From bitterness…I repent.
From dishonesty…I repent.
From running and hiding…I repent.
At some point in the last few weeks, something changed for me. It crept up on me so slowly that I was unaware, and I think it really began the day that I repented from messing with Paganism and Witchcraft. When I was honest with myself, and with God, and with another person (this is beginning to sound like a 12-step program) about what was really going on, I think it opened a gateway to healing. Which kind of makes sense because the Bible says that we will know the truth and the truth will set us free. So I suppose when I couldn’t be honest about what I was doing, who I was becoming, I couldn’t be free. I had to face myself and the reality of what I was really doing, and I had to quit hiding, hiding from God and from the one friend I knew without a doubt loved me enough to walk through this with me if I would just talk to her about it, but I was too ashamed.
It’s kind of pathetic, but I’m so desperate for respect, that sometimes I’ll sell out to try to get it, which I think is a pretty normal thing humans do when we want something so badly, but that is never the right thing to do. A few weeks ago I cried when my therapist mentioned that I might be bitter about some things, and I got upset when a dear friend said the same thing. I told them that their accusations of bitterness were hurtful because it was just a way of trying to gloss over all the hurtful things that had been done to me and an excuse for nobody having to bother about having offended me because I was also sinning by being bitter. Well, the thing is that they were right. And because I felt like I could use it to leverage respect in some circles, I fed that bitterness and kept it alive, in order to try to win friends and influence people.

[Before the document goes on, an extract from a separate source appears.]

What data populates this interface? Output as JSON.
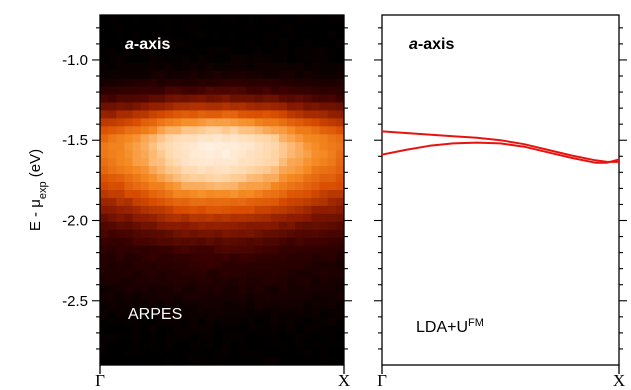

Bitterness has always been a struggle for me, it’s something I go round and round and round on, taking one step forward and two steps back. It’s probably going to be something I continue to struggle with again, this time I know better than to think it won’t come up again. I didn’t even own up to the bitterness label right away, but I did start doing something differently…I started taking some real responsibility for myself and my actions and reactions, and focusing on myself makes crap that others have done to me seem kind of trivial. I saw the ugly inside of me, the parts that made me want to war against my brothers and sisters in Christ, the parts that threatened to bind me in darkness if I did not deal with them. The more that I look inward to myself and my responsibility, the more I look at the forgiveness, love and grace that have been granted to me, the more I forgive. And the more I forgive, the more bars on this prison that I have made for myself are torn down, and I can emerge.